Dear Jack, I'm sort of new ...

Toby asked:

Dear Jack, I'm sort of new to this whole missionary thing, and I was wondering how the raising of funds works. I mean, say I choose to serve somewhere and the mission agency does not pay a salary, how do I survive overseas? Do I just garner support before I leave and get people/churches to commit to supporting me (or me and my wife...someday)?

Jack Answered:

Hi, Toby:

Thanks for your question. I'll approach it from two dimensions:

Agencies: There are several different types of agencies.

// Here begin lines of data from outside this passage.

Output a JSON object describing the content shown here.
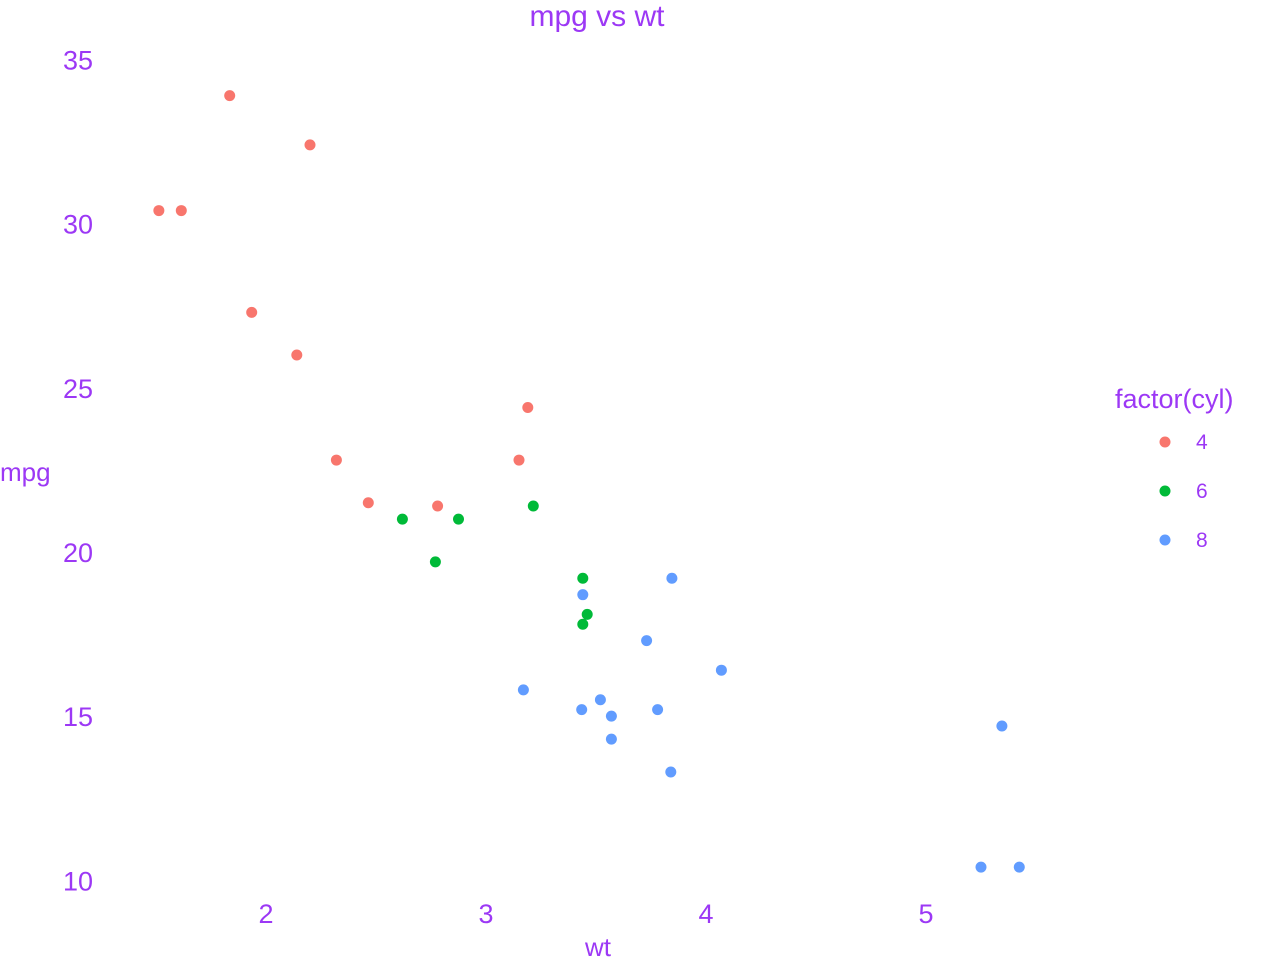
{
  "colors": {
    "text": "#9c38f5",
    "cyl4": "#f8766d",
    "cyl6": "#00ba38",
    "cyl8": "#619cff",
    "background": "#ffffff"
  },
  "chart_data": {
    "type": "scatter",
    "title": "mpg vs wt",
    "xlabel": "wt",
    "ylabel": "mpg",
    "xlim": [
      1.3,
      5.7
    ],
    "ylim": [
      9.4,
      35.9
    ],
    "xticks": [
      2,
      3,
      4,
      5
    ],
    "yticks": [
      10,
      15,
      20,
      25,
      30,
      35
    ],
    "grid": false,
    "legend": {
      "title": "factor(cyl)",
      "placement": "right",
      "entries": [
        "4",
        "6",
        "8"
      ]
    },
    "series": [
      {
        "name": "4",
        "color": "#f8766d",
        "points": [
          [
            2.32,
            22.8
          ],
          [
            3.19,
            24.4
          ],
          [
            3.15,
            22.8
          ],
          [
            2.2,
            32.4
          ],
          [
            1.615,
            30.4
          ],
          [
            1.835,
            33.9
          ],
          [
            2.465,
            21.5
          ],
          [
            1.935,
            27.3
          ],
          [
            2.14,
            26.0
          ],
          [
            1.513,
            30.4
          ],
          [
            2.78,
            21.4
          ]
        ]
      },
      {
        "name": "6",
        "color": "#00ba38",
        "points": [
          [
            2.62,
            21.0
          ],
          [
            2.875,
            21.0
          ],
          [
            3.215,
            21.4
          ],
          [
            3.46,
            18.1
          ],
          [
            3.44,
            19.2
          ],
          [
            3.44,
            17.8
          ],
          [
            2.77,
            19.7
          ]
        ]
      },
      {
        "name": "8",
        "color": "#619cff",
        "points": [
          [
            3.44,
            18.7
          ],
          [
            3.57,
            14.3
          ],
          [
            4.07,
            16.4
          ],
          [
            3.73,
            17.3
          ],
          [
            3.78,
            15.2
          ],
          [
            5.25,
            10.4
          ],
          [
            5.424,
            10.4
          ],
          [
            5.345,
            14.7
          ],
          [
            3.52,
            15.5
          ],
          [
            3.435,
            15.2
          ],
          [
            3.84,
            13.3
          ],
          [
            3.845,
            19.2
          ],
          [
            3.17,
            15.8
          ],
          [
            3.57,
            15.0
          ]
        ]
      }
    ]
  }
}
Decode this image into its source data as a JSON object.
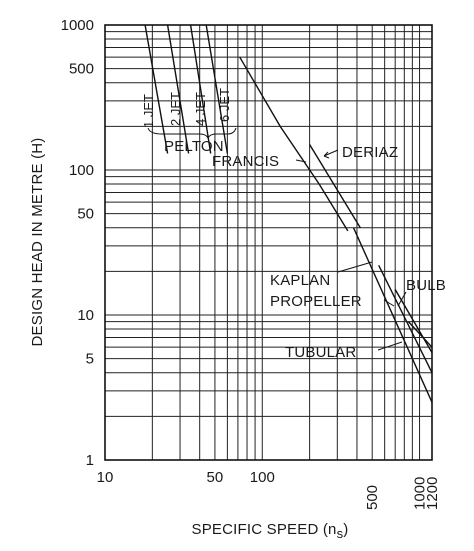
{
  "chart_data": {
    "type": "line",
    "xlabel": "SPECIFIC SPEED (n",
    "xlabel_sub": "s",
    "xlabel_end": ")",
    "ylabel": "DESIGN HEAD IN METRE (H)",
    "x_scale": "log",
    "y_scale": "log",
    "xlim": [
      10,
      1200
    ],
    "ylim": [
      1,
      1000
    ],
    "grid": true,
    "x_ticks": [
      {
        "value": 10,
        "label": "10",
        "rotated": false
      },
      {
        "value": 50,
        "label": "50",
        "rotated": false
      },
      {
        "value": 100,
        "label": "100",
        "rotated": false
      },
      {
        "value": 500,
        "label": "500",
        "rotated": true
      },
      {
        "value": 1000,
        "label": "1000",
        "rotated": true
      },
      {
        "value": 1200,
        "label": "1200",
        "rotated": true
      }
    ],
    "y_ticks": [
      {
        "value": 1000,
        "label": "1000"
      },
      {
        "value": 500,
        "label": "500"
      },
      {
        "value": 100,
        "label": "100"
      },
      {
        "value": 50,
        "label": "50"
      },
      {
        "value": 10,
        "label": "10"
      },
      {
        "value": 5,
        "label": "5"
      },
      {
        "value": 1,
        "label": "1"
      }
    ],
    "series": [
      {
        "name": "1 JET",
        "points": [
          [
            18,
            1000
          ],
          [
            25,
            130
          ]
        ]
      },
      {
        "name": "2 JET",
        "points": [
          [
            25,
            1000
          ],
          [
            34,
            130
          ]
        ]
      },
      {
        "name": "4 JET",
        "points": [
          [
            35,
            1000
          ],
          [
            47,
            130
          ]
        ]
      },
      {
        "name": "6 JET",
        "points": [
          [
            44,
            1000
          ],
          [
            60,
            130
          ]
        ]
      },
      {
        "name": "FRANCIS",
        "points": [
          [
            72,
            600
          ],
          [
            130,
            200
          ],
          [
            230,
            80
          ],
          [
            350,
            38
          ]
        ]
      },
      {
        "name": "DERIAZ",
        "points": [
          [
            200,
            150
          ],
          [
            420,
            40
          ]
        ]
      },
      {
        "name": "KAPLAN",
        "points": [
          [
            380,
            40
          ],
          [
            1200,
            2.5
          ]
        ]
      },
      {
        "name": "PROPELLER",
        "points": [
          [
            550,
            22
          ],
          [
            1200,
            4
          ]
        ]
      },
      {
        "name": "BULB",
        "points": [
          [
            700,
            15
          ],
          [
            1200,
            5.5
          ]
        ]
      },
      {
        "name": "TUBULAR",
        "points": [
          [
            850,
            9
          ],
          [
            1200,
            6
          ]
        ]
      }
    ],
    "annotations": [
      {
        "text": "PELTON"
      },
      {
        "text": "FRANCIS"
      },
      {
        "text": "DERIAZ"
      },
      {
        "text": "KAPLAN"
      },
      {
        "text": "PROPELLER"
      },
      {
        "text": "BULB"
      },
      {
        "text": "TUBULAR"
      }
    ]
  }
}
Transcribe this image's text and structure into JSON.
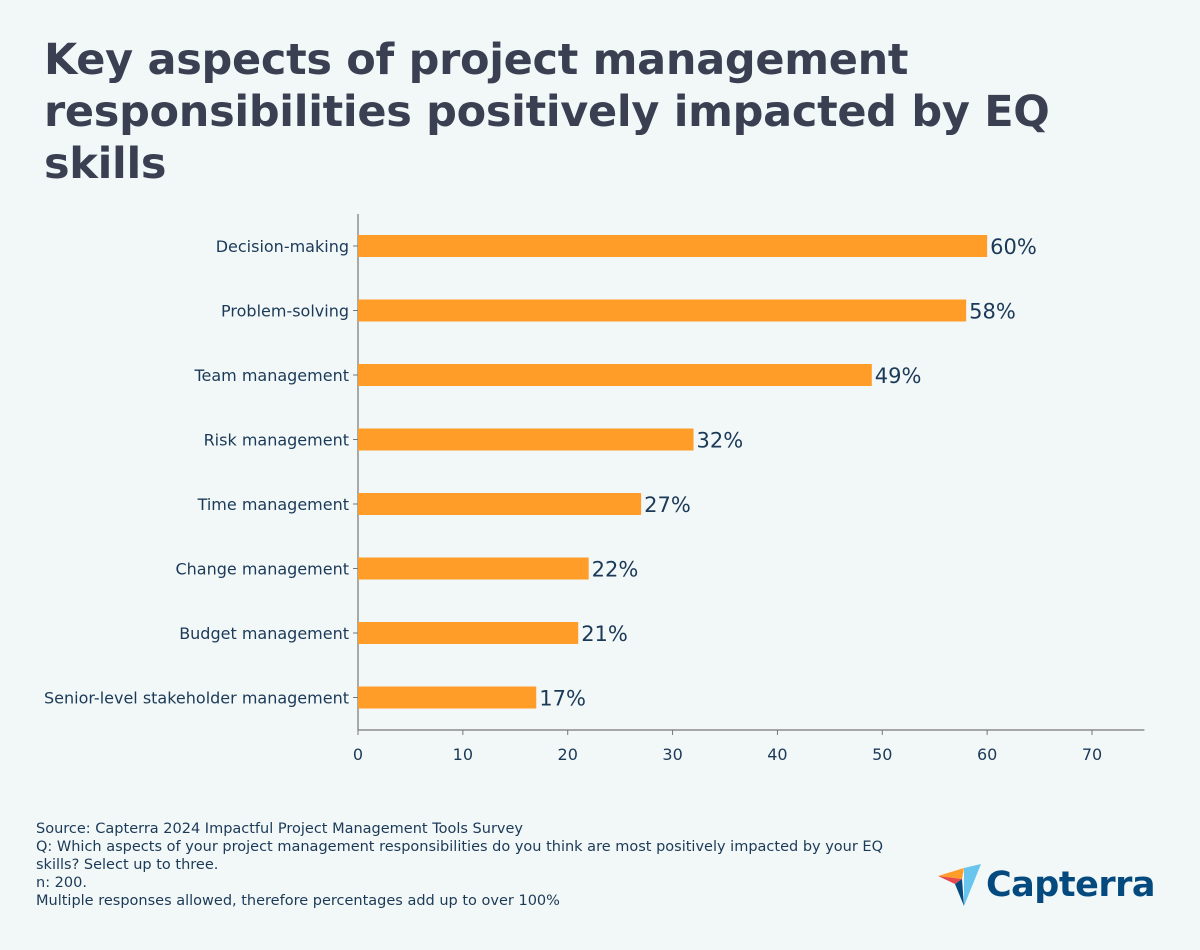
{
  "title": "Key aspects of project management responsibilities positively impacted by EQ skills",
  "chart_data": {
    "type": "bar",
    "orientation": "horizontal",
    "categories": [
      "Decision-making",
      "Problem-solving",
      "Team management",
      "Risk management",
      "Time management",
      "Change management",
      "Budget management",
      "Senior-level stakeholder management"
    ],
    "values": [
      60,
      58,
      49,
      32,
      27,
      22,
      21,
      17
    ],
    "data_labels": [
      "60%",
      "58%",
      "49%",
      "32%",
      "27%",
      "22%",
      "21%",
      "17%"
    ],
    "xticks": [
      0,
      10,
      20,
      30,
      40,
      50,
      60,
      70
    ],
    "xlim": [
      0,
      75
    ],
    "xlabel": "",
    "ylabel": "",
    "grid": false,
    "bar_color": "#ff9d28"
  },
  "footer": {
    "source": "Source: Capterra 2024 Impactful Project Management Tools Survey",
    "question": "Q: Which aspects of your project management responsibilities do you think are most positively impacted by your EQ skills? Select up to three.",
    "n": "n: 200.",
    "note": "Multiple responses allowed, therefore percentages add up to over 100%"
  },
  "logo": {
    "text": "Capterra",
    "icon": "capterra-arrow-icon"
  }
}
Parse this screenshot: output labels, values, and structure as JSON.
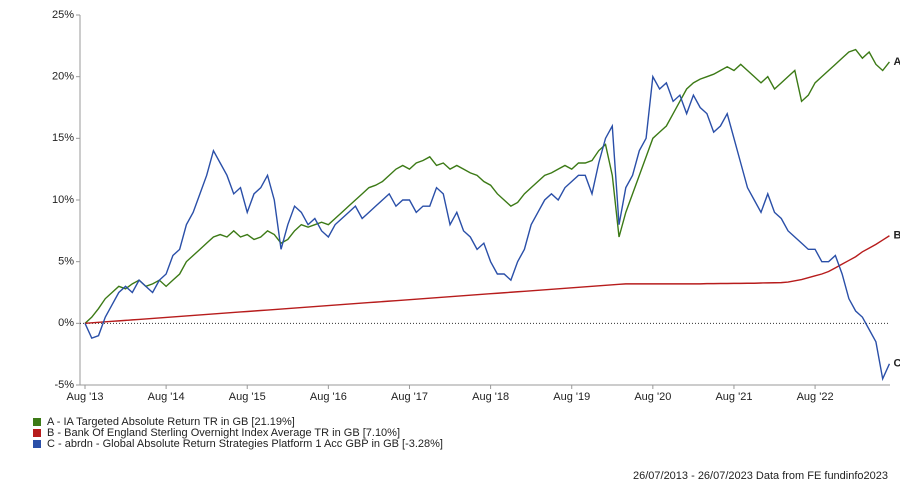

Most denominations (like the Presbyterians) provide support for the missionaries they accept.
Some denominations (like the Plymouth Brethren) and some agencies commission accepted missionary candidates and funnel whatever support comes in for them.
Other agencies have "support levels" which missionary candidates must reach before they will send them.

Raising Support:

For most missionary candidates, the prospect of raising funds is a daunting and humiliating expectation. Most of us feel uncomfortable asking other people for money. It seems like begging.

I would recommend William P. Dillon's book, People Raising: A Practical Guide to Raising Support. He covers the ground in this easy-to-read, practical exploration of the subject, and approaches the matter from a very positive perspective.

Some thoughts:

Raising support really is a spiritual issue. Becoming a missionary is expecting God to enable you to communicate a message to people of another culture that will lead them to change their whole worldview. Toby, that's an unreal expectation from a human point of view! Only a miracle can accomplish this end. However, we believe in a God of miracles who reached out to us and is changing us day by day, and we believe He can do this in others' lives as well. By the same token, if this God who is the Creator and Sustainer of the universe calls us to serve Him, can He not provide for our needs? Thus, Dillon quotes David Tucker who says about fund raising, "You are about to embark on what can be one of the most maturing and spiritually fulfilling ventures of your life" (p. 3). As the mission we served under told us, "The provision of your financial resources is God's seal on your call to serve Him with us."

Raising support is a maturing process. "In the process of deputation one learns poise, polish, and proficiency and how to use time, tact, and talent to [one's] best advantage" (Bud Taylor cited by Dillon, p. 5).

The process of raising support opens new horizons and contacts. "Missions was and is God's idea, and it is a real privilege to speak to God's people about God's program and to enlist their petitions" (Scott Steele and Tim Frieze cited by Dillon, p. 5).

The great majority of American missionaries today went through the process you have described. However, it is not "just garner support" - it is entering into a partnership with people who will commit themselves to share your vision, opportunities, trials, difficulties, and blessings. As Paul tells the Corinthians, "as you also join in helping us by your prayers, so that many will give thanks on our behalf for the blessing granted us through the prayers of many" (2 Cor 1:11).

I would encourage you to do a careful study of Philippians 4:10-20 with an eye to examine Paul's relationship with one of his supporting churches. Each verse teaches us something on this subject of financial support.

May the Lord guide you as you face both your calling to serve Him and the means He will choose to sustain you. God is faithful. He is able to do far more than all we can ask or even imagine (Eph 3:20).